In our studied population, the stillbirth incidence rate was 20.94 per 1000 live births. The common maternal comorbidities were preeclampsia (n = 7; 28%) followed by antepartum hemorrhage and diabetes mellitus. The fetal autopsy revealed congenital malformations (n = 9) in 24% of cases, while placental histopathology showed abnormalities in 60%. Microbiological cultures yielded positive results in 36% (n = 9) of cases, with cons (n = 4; 16%) and (n = 2; 8%) being predominant. No genetic abnormality was detected in the six cases that underwent genetic analysis.

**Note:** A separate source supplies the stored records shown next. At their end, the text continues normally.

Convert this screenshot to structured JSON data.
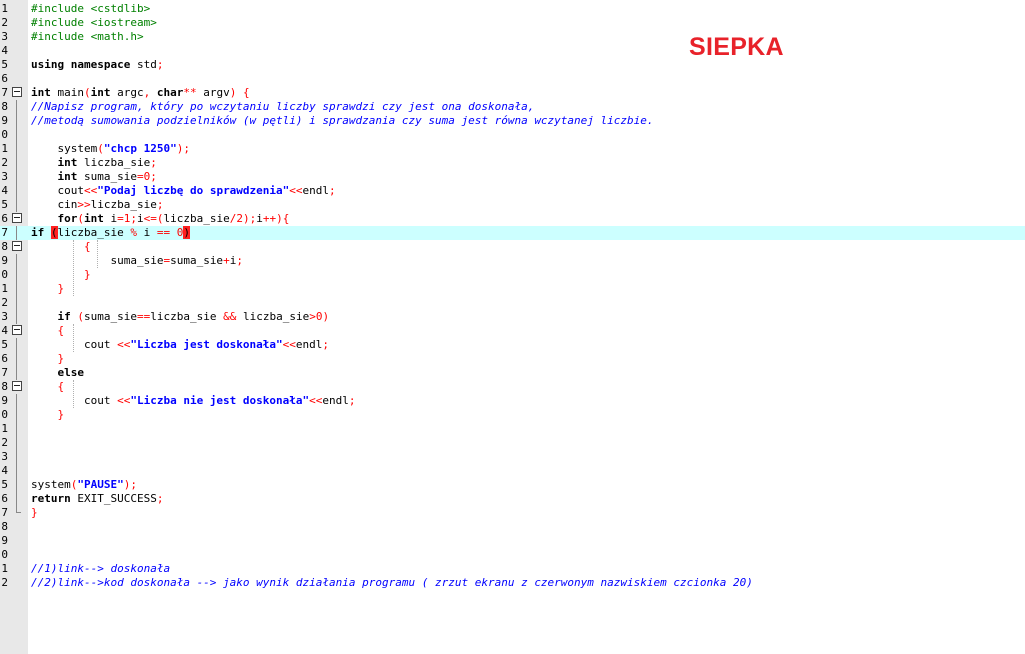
{
  "overlay": {
    "name_text": "SIEPKA",
    "color": "#e8222a"
  },
  "colors": {
    "highlight_line": "#ccffff",
    "gutter": "#e8e8e8",
    "preprocessor": "#008000",
    "comment": "#0000ff",
    "string": "#0000ff",
    "operator": "#ff0000",
    "brace_match": "#ff2020"
  },
  "lines": [
    {
      "num": "1",
      "fold": "",
      "tokens": [
        [
          "pp",
          "#include <cstdlib>"
        ]
      ]
    },
    {
      "num": "2",
      "fold": "",
      "tokens": [
        [
          "pp",
          "#include <iostream>"
        ]
      ]
    },
    {
      "num": "3",
      "fold": "",
      "tokens": [
        [
          "pp",
          "#include <math.h>"
        ]
      ]
    },
    {
      "num": "4",
      "fold": "",
      "tokens": []
    },
    {
      "num": "5",
      "fold": "",
      "tokens": [
        [
          "kw",
          "using namespace"
        ],
        [
          "tx",
          " std"
        ],
        [
          "op",
          ";"
        ]
      ]
    },
    {
      "num": "6",
      "fold": "",
      "tokens": []
    },
    {
      "num": "7",
      "fold": "box",
      "tokens": [
        [
          "kw",
          "int"
        ],
        [
          "tx",
          " main"
        ],
        [
          "op",
          "("
        ],
        [
          "kw",
          "int"
        ],
        [
          "tx",
          " argc"
        ],
        [
          "op",
          ","
        ],
        [
          "tx",
          " "
        ],
        [
          "kw",
          "char"
        ],
        [
          "op",
          "**"
        ],
        [
          "tx",
          " argv"
        ],
        [
          "op",
          ")"
        ],
        [
          "tx",
          " "
        ],
        [
          "op",
          "{"
        ]
      ]
    },
    {
      "num": "8",
      "fold": "line",
      "tokens": [
        [
          "cm",
          "//Napisz program, który po wczytaniu liczby sprawdzi czy jest ona doskonała,"
        ]
      ]
    },
    {
      "num": "9",
      "fold": "line",
      "tokens": [
        [
          "cm",
          "//metodą sumowania podzielników (w pętli) i sprawdzania czy suma jest równa wczytanej liczbie."
        ]
      ]
    },
    {
      "num": "0",
      "fold": "line",
      "tokens": []
    },
    {
      "num": "1",
      "fold": "line",
      "tokens": [
        [
          "tx",
          "    system"
        ],
        [
          "op",
          "("
        ],
        [
          "st",
          "\"chcp 1250\""
        ],
        [
          "op",
          ");"
        ]
      ]
    },
    {
      "num": "2",
      "fold": "line",
      "tokens": [
        [
          "tx",
          "    "
        ],
        [
          "kw",
          "int"
        ],
        [
          "tx",
          " liczba_sie"
        ],
        [
          "op",
          ";"
        ]
      ]
    },
    {
      "num": "3",
      "fold": "line",
      "tokens": [
        [
          "tx",
          "    "
        ],
        [
          "kw",
          "int"
        ],
        [
          "tx",
          " suma_sie"
        ],
        [
          "op",
          "="
        ],
        [
          "nm",
          "0"
        ],
        [
          "op",
          ";"
        ]
      ]
    },
    {
      "num": "4",
      "fold": "line",
      "tokens": [
        [
          "tx",
          "    cout"
        ],
        [
          "op",
          "<<"
        ],
        [
          "st",
          "\"Podaj liczbę do sprawdzenia\""
        ],
        [
          "op",
          "<<"
        ],
        [
          "tx",
          "endl"
        ],
        [
          "op",
          ";"
        ]
      ]
    },
    {
      "num": "5",
      "fold": "line",
      "tokens": [
        [
          "tx",
          "    cin"
        ],
        [
          "op",
          ">>"
        ],
        [
          "tx",
          "liczba_sie"
        ],
        [
          "op",
          ";"
        ]
      ]
    },
    {
      "num": "6",
      "fold": "box",
      "tokens": [
        [
          "tx",
          "    "
        ],
        [
          "kw",
          "for"
        ],
        [
          "op",
          "("
        ],
        [
          "kw",
          "int"
        ],
        [
          "tx",
          " i"
        ],
        [
          "op",
          "="
        ],
        [
          "nm",
          "1"
        ],
        [
          "op",
          ";"
        ],
        [
          "tx",
          "i"
        ],
        [
          "op",
          "<=("
        ],
        [
          "tx",
          "liczba_sie"
        ],
        [
          "op",
          "/"
        ],
        [
          "nm",
          "2"
        ],
        [
          "op",
          ");"
        ],
        [
          "tx",
          "i"
        ],
        [
          "op",
          "++){"
        ]
      ]
    },
    {
      "num": "7",
      "fold": "line",
      "highlight": true,
      "tokens": [
        [
          "kw",
          "if"
        ],
        [
          "tx",
          " "
        ],
        [
          "bm",
          "("
        ],
        [
          "tx",
          "liczba_sie "
        ],
        [
          "op",
          "%"
        ],
        [
          "tx",
          " i "
        ],
        [
          "op",
          "=="
        ],
        [
          "tx",
          " "
        ],
        [
          "nm",
          "0"
        ],
        [
          "bm",
          ")"
        ]
      ]
    },
    {
      "num": "8",
      "fold": "box",
      "tokens": [
        [
          "tx",
          "        "
        ],
        [
          "op",
          "{"
        ]
      ]
    },
    {
      "num": "9",
      "fold": "line",
      "tokens": [
        [
          "tx",
          "            suma_sie"
        ],
        [
          "op",
          "="
        ],
        [
          "tx",
          "suma_sie"
        ],
        [
          "op",
          "+"
        ],
        [
          "tx",
          "i"
        ],
        [
          "op",
          ";"
        ]
      ]
    },
    {
      "num": "0",
      "fold": "line",
      "tokens": [
        [
          "tx",
          "        "
        ],
        [
          "op",
          "}"
        ]
      ]
    },
    {
      "num": "1",
      "fold": "line",
      "tokens": [
        [
          "tx",
          "    "
        ],
        [
          "op",
          "}"
        ]
      ]
    },
    {
      "num": "2",
      "fold": "line",
      "tokens": []
    },
    {
      "num": "3",
      "fold": "line",
      "tokens": [
        [
          "tx",
          "    "
        ],
        [
          "kw",
          "if"
        ],
        [
          "tx",
          " "
        ],
        [
          "op",
          "("
        ],
        [
          "tx",
          "suma_sie"
        ],
        [
          "op",
          "=="
        ],
        [
          "tx",
          "liczba_sie "
        ],
        [
          "op",
          "&&"
        ],
        [
          "tx",
          " liczba_sie"
        ],
        [
          "op",
          ">"
        ],
        [
          "nm",
          "0"
        ],
        [
          "op",
          ")"
        ]
      ]
    },
    {
      "num": "4",
      "fold": "box",
      "tokens": [
        [
          "tx",
          "    "
        ],
        [
          "op",
          "{"
        ]
      ]
    },
    {
      "num": "5",
      "fold": "line",
      "tokens": [
        [
          "tx",
          "        cout "
        ],
        [
          "op",
          "<<"
        ],
        [
          "st",
          "\"Liczba jest doskonała\""
        ],
        [
          "op",
          "<<"
        ],
        [
          "tx",
          "endl"
        ],
        [
          "op",
          ";"
        ]
      ]
    },
    {
      "num": "6",
      "fold": "line",
      "tokens": [
        [
          "tx",
          "    "
        ],
        [
          "op",
          "}"
        ]
      ]
    },
    {
      "num": "7",
      "fold": "line",
      "tokens": [
        [
          "tx",
          "    "
        ],
        [
          "kw",
          "else"
        ]
      ]
    },
    {
      "num": "8",
      "fold": "box",
      "tokens": [
        [
          "tx",
          "    "
        ],
        [
          "op",
          "{"
        ]
      ]
    },
    {
      "num": "9",
      "fold": "line",
      "tokens": [
        [
          "tx",
          "        cout "
        ],
        [
          "op",
          "<<"
        ],
        [
          "st",
          "\"Liczba nie jest doskonała\""
        ],
        [
          "op",
          "<<"
        ],
        [
          "tx",
          "endl"
        ],
        [
          "op",
          ";"
        ]
      ]
    },
    {
      "num": "0",
      "fold": "line",
      "tokens": [
        [
          "tx",
          "    "
        ],
        [
          "op",
          "}"
        ]
      ]
    },
    {
      "num": "1",
      "fold": "line",
      "tokens": []
    },
    {
      "num": "2",
      "fold": "line",
      "tokens": []
    },
    {
      "num": "3",
      "fold": "line",
      "tokens": []
    },
    {
      "num": "4",
      "fold": "line",
      "tokens": []
    },
    {
      "num": "5",
      "fold": "line",
      "tokens": [
        [
          "tx",
          "system"
        ],
        [
          "op",
          "("
        ],
        [
          "st",
          "\"PAUSE\""
        ],
        [
          "op",
          ");"
        ]
      ]
    },
    {
      "num": "6",
      "fold": "line",
      "tokens": [
        [
          "kw",
          "return"
        ],
        [
          "tx",
          " EXIT_SUCCESS"
        ],
        [
          "op",
          ";"
        ]
      ]
    },
    {
      "num": "7",
      "fold": "end",
      "tokens": [
        [
          "op",
          "}"
        ]
      ]
    },
    {
      "num": "8",
      "fold": "",
      "tokens": []
    },
    {
      "num": "9",
      "fold": "",
      "tokens": []
    },
    {
      "num": "0",
      "fold": "",
      "tokens": []
    },
    {
      "num": "1",
      "fold": "",
      "tokens": [
        [
          "cm",
          "//1)link--> doskonała"
        ]
      ]
    },
    {
      "num": "2",
      "fold": "",
      "tokens": [
        [
          "cm",
          "//2)link-->kod doskonała --> jako wynik działania programu ( zrzut ekranu z czerwonym nazwiskiem czcionka 20)"
        ]
      ]
    }
  ]
}
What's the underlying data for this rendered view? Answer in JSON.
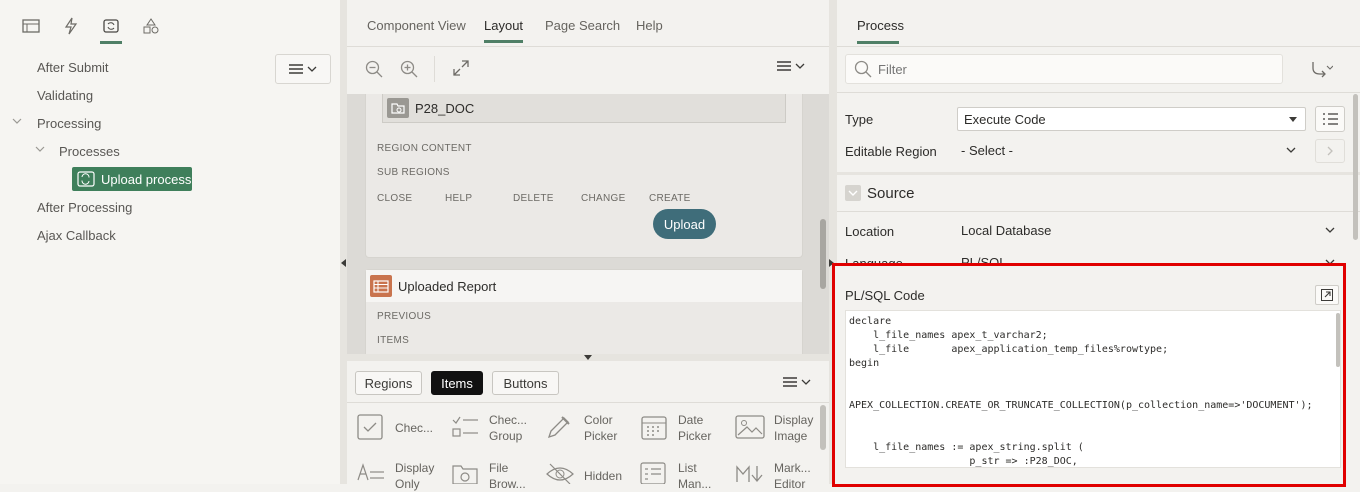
{
  "left_pane": {
    "tabs": [
      "rendering-tab",
      "dynamic-actions-tab",
      "processing-tab",
      "shared-components-tab"
    ],
    "tree": [
      {
        "label": "After Submit",
        "level": 0
      },
      {
        "label": "Validating",
        "level": 0
      },
      {
        "label": "Processing",
        "level": 0,
        "expanded": true
      },
      {
        "label": "Processes",
        "level": 1,
        "expanded": true
      },
      {
        "label": "Upload process",
        "level": 2,
        "selected": true
      },
      {
        "label": "After Processing",
        "level": 0
      },
      {
        "label": "Ajax Callback",
        "level": 0
      }
    ]
  },
  "middle_pane": {
    "tabs": [
      {
        "label": "Component View"
      },
      {
        "label": "Layout",
        "active": true
      },
      {
        "label": "Page Search"
      },
      {
        "label": "Help"
      }
    ],
    "layout": {
      "region1": {
        "title": "P28_DOC",
        "slots": [
          "REGION CONTENT",
          "SUB REGIONS"
        ],
        "button_positions": [
          "CLOSE",
          "HELP",
          "DELETE",
          "CHANGE",
          "CREATE"
        ],
        "button": "Upload"
      },
      "region2": {
        "title": "Uploaded Report",
        "slots": [
          "PREVIOUS",
          "ITEMS"
        ]
      }
    },
    "gallery": {
      "tabs": [
        {
          "label": "Regions"
        },
        {
          "label": "Items",
          "active": true
        },
        {
          "label": "Buttons"
        }
      ],
      "items": [
        {
          "label": "Chec...",
          "icon": "checkbox-icon"
        },
        {
          "label": "Chec... Group",
          "icon": "checkbox-group-icon"
        },
        {
          "label": "Color Picker",
          "icon": "color-picker-icon"
        },
        {
          "label": "Date Picker",
          "icon": "date-picker-icon"
        },
        {
          "label": "Display Image",
          "icon": "display-image-icon"
        },
        {
          "label": "Display Only",
          "icon": "display-only-icon"
        },
        {
          "label": "File Brow...",
          "icon": "file-browse-icon"
        },
        {
          "label": "Hidden",
          "icon": "hidden-icon"
        },
        {
          "label": "List Man...",
          "icon": "list-manager-icon"
        },
        {
          "label": "Mark... Editor",
          "icon": "markdown-editor-icon"
        }
      ]
    }
  },
  "right_pane": {
    "tab": "Process",
    "filter_placeholder": "Filter",
    "type_label": "Type",
    "type_value": "Execute Code",
    "editable_region_label": "Editable Region",
    "editable_region_value": "- Select -",
    "source_heading": "Source",
    "location_label": "Location",
    "location_value": "Local Database",
    "language_label": "Language",
    "language_value": "PL/SQL",
    "code_label": "PL/SQL Code",
    "code_lines": [
      "declare",
      "    l_file_names apex_t_varchar2;",
      "    l_file       apex_application_temp_files%rowtype;",
      "begin",
      "",
      "",
      "APEX_COLLECTION.CREATE_OR_TRUNCATE_COLLECTION(p_collection_name=>'DOCUMENT');",
      "",
      "",
      "    l_file_names := apex_string.split (",
      "                    p_str => :P28_DOC,"
    ]
  },
  "colors": {
    "accent_green": "#4f7f66",
    "selected_node": "#3f7f5b",
    "upload_button": "#3f6d7a",
    "highlight_red": "#e00000"
  }
}
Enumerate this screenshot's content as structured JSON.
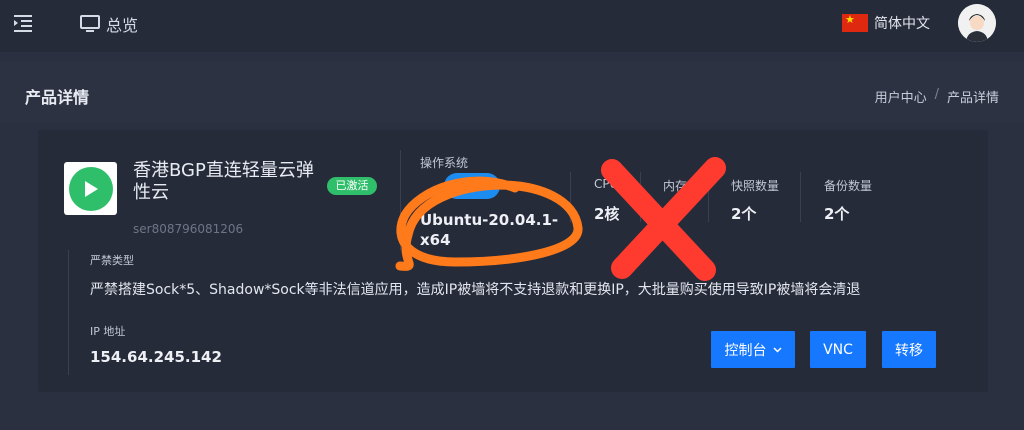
{
  "header": {
    "menu_icon": "menu-indent-icon",
    "nav_overview_icon": "monitor-icon",
    "nav_overview_label": "总览",
    "language_label": "简体中文",
    "flag_icon": "china-flag-icon",
    "avatar_icon": "user-avatar"
  },
  "page": {
    "title": "产品详情",
    "breadcrumb": [
      "用户中心",
      "产品详情"
    ]
  },
  "product": {
    "name": "香港BGP直连轻量云弹性云",
    "status_badge": "已激活",
    "serial": "ser808796081206",
    "os_label": "操作系统",
    "os_value": "Ubuntu-20.04.1-x64",
    "stats": [
      {
        "label": "CPU",
        "value": "2核"
      },
      {
        "label": "内存",
        "value": ""
      },
      {
        "label": "快照数量",
        "value": "2个"
      },
      {
        "label": "备份数量",
        "value": "2个"
      }
    ],
    "ban_label": "严禁类型",
    "ban_text": "严禁搭建Sock*5、Shadow*Sock等非法信道应用，造成IP被墙将不支持退款和更换IP，大批量购买使用导致IP被墙将会清退",
    "ip_label": "IP 地址",
    "ip_value": "154.64.245.142"
  },
  "actions": {
    "console_label": "控制台",
    "vnc_label": "VNC",
    "transfer_label": "转移"
  },
  "colors": {
    "accent": "#1677ff",
    "active_badge": "#2fbe6a",
    "annotation_orange": "#ff7a1a",
    "annotation_red": "#ff3b30"
  }
}
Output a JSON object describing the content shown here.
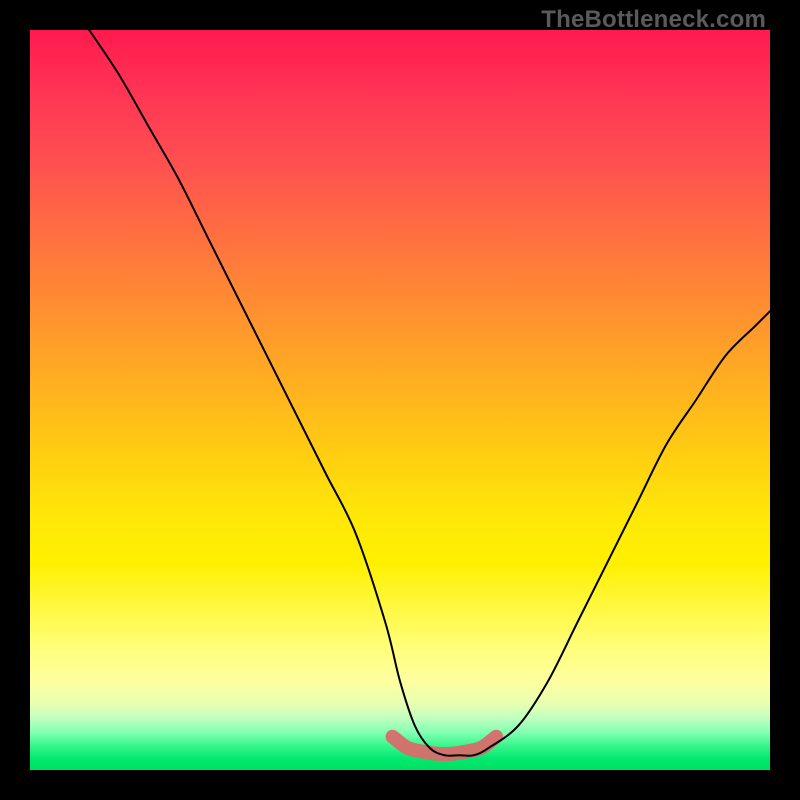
{
  "watermark": "TheBottleneck.com",
  "chart_data": {
    "type": "line",
    "title": "",
    "xlabel": "",
    "ylabel": "",
    "xlim": [
      0,
      100
    ],
    "ylim": [
      0,
      100
    ],
    "grid": false,
    "legend": false,
    "annotations": [],
    "background_gradient": {
      "type": "vertical",
      "stops": [
        {
          "pos": 0,
          "color": "#ff1a4d"
        },
        {
          "pos": 50,
          "color": "#ffd010"
        },
        {
          "pos": 90,
          "color": "#ffffa0"
        },
        {
          "pos": 100,
          "color": "#00e060"
        }
      ]
    },
    "series": [
      {
        "name": "bottleneck-curve",
        "color": "#000000",
        "x": [
          8,
          12,
          16,
          20,
          24,
          28,
          32,
          36,
          40,
          44,
          48,
          50,
          52,
          54,
          56,
          58,
          60,
          62,
          66,
          70,
          74,
          78,
          82,
          86,
          90,
          94,
          98,
          100
        ],
        "y": [
          100,
          94,
          87,
          80,
          72,
          64,
          56,
          48,
          40,
          32,
          20,
          12,
          6,
          3,
          2,
          2,
          2,
          3,
          6,
          12,
          20,
          28,
          36,
          44,
          50,
          56,
          60,
          62
        ]
      },
      {
        "name": "optimal-range-marker",
        "color": "#d96b6b",
        "x": [
          49,
          51,
          53,
          55,
          57,
          59,
          61,
          63
        ],
        "y": [
          4.5,
          3,
          2.5,
          2.2,
          2.2,
          2.5,
          3,
          4.5
        ]
      }
    ]
  }
}
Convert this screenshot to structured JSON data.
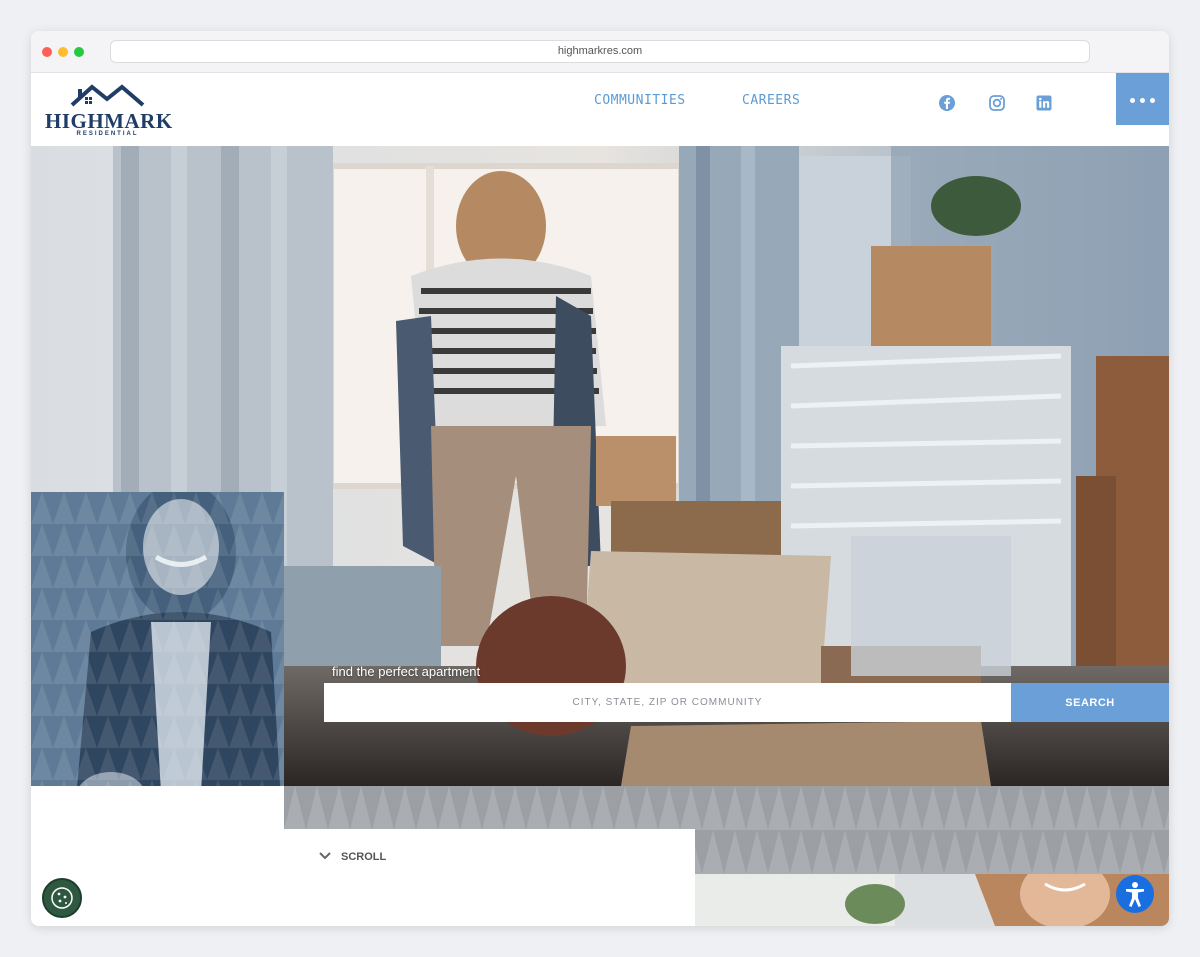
{
  "browser": {
    "url": "highmarkres.com"
  },
  "header": {
    "logo_main": "HIGHMARK",
    "logo_sub": "RESIDENTIAL",
    "nav": [
      {
        "label": "COMMUNITIES"
      },
      {
        "label": "CAREERS"
      }
    ],
    "social_icons": [
      "facebook-icon",
      "instagram-icon",
      "linkedin-icon"
    ],
    "menu_icon": "more-dots-icon"
  },
  "hero": {
    "search_label": "find the perfect apartment",
    "search_placeholder": "CITY, STATE, ZIP OR COMMUNITY",
    "search_button": "SEARCH"
  },
  "scroll": {
    "label": "SCROLL"
  },
  "floating": {
    "cookie_icon": "cookie-icon",
    "accessibility_icon": "accessibility-icon"
  },
  "colors": {
    "brand_navy": "#1f3d66",
    "accent_blue": "#6a9fd8",
    "nav_blue": "#5a9bd5",
    "cookie_green": "#2e5940",
    "accessibility_blue": "#1a6fe0"
  }
}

The fetal autopsy remains crucial for diagnosing the causes of stillbirth accurately. Effective counseling explaining the benefits of fetal autopsies and genetic testing is essential for improving consent rates and improving pregnancy outcomes. As of now, the acceptance rate for fetal autopsy is less, and for genetic analysis, it is even less, which has a great scope of increment.
死产是一个重大的全球健康问题。胎儿尸检被认为是确定死产原因的主要诊断工具之一,优于磁共振成像(MRI)、超声和基因检测。它通常是获得明确诊断的途径,对因妊娠 loss 而悲痛的家庭可能有帮助。然而,由于文化、情感和后勤方面的挑战,其接受度有限。本研究旨在评估印度北部胎儿尸检的接受情况及其在确定死产的病因和风险因素方面的作用。
本横断面研究于2022年11月至2024年4月在印度北部的一家三级医疗中心进行。在8500例分娩中的178例死产中,68例符合纳入标准,25例(14%)同意尸检,6例(3%)同意进行基因评估。收集了产妇人口统计学、产科病史、胎儿尸检结果、胎盘病理学和微生物学分析的数据。采集胎儿脐带血样本进行基因分析。采集胎盘组织、脐带和胎儿口咽拭子样本进行培养和组织病理学分析。
在我们的研究人群中,死产发生率为每1000例活产20.94例。常见的产妇合并症为先兆子痫(n = 7;28%),其次是产前出血和糖尿病。胎儿尸检显示24%的病例有先天性畸形(n = 9),而胎盘组织病理学显示60%有异常。微生物培养在36%(n = 9)的病例中产生阳性结果,以 cons(n = 4;16%)和 (n = 2;8%)为主。在接受基因分析的6例病例中未检测到基因异常。
胎儿尸检对于准确诊断死产原因仍然至关重要。有效的咨询,解释胎儿尸检和基因检测的益处,对于提高同意率和改善妊娠结局至关重要。目前,胎儿尸检的接受率较低,基因分析的接受率更低,有很大的提升空间。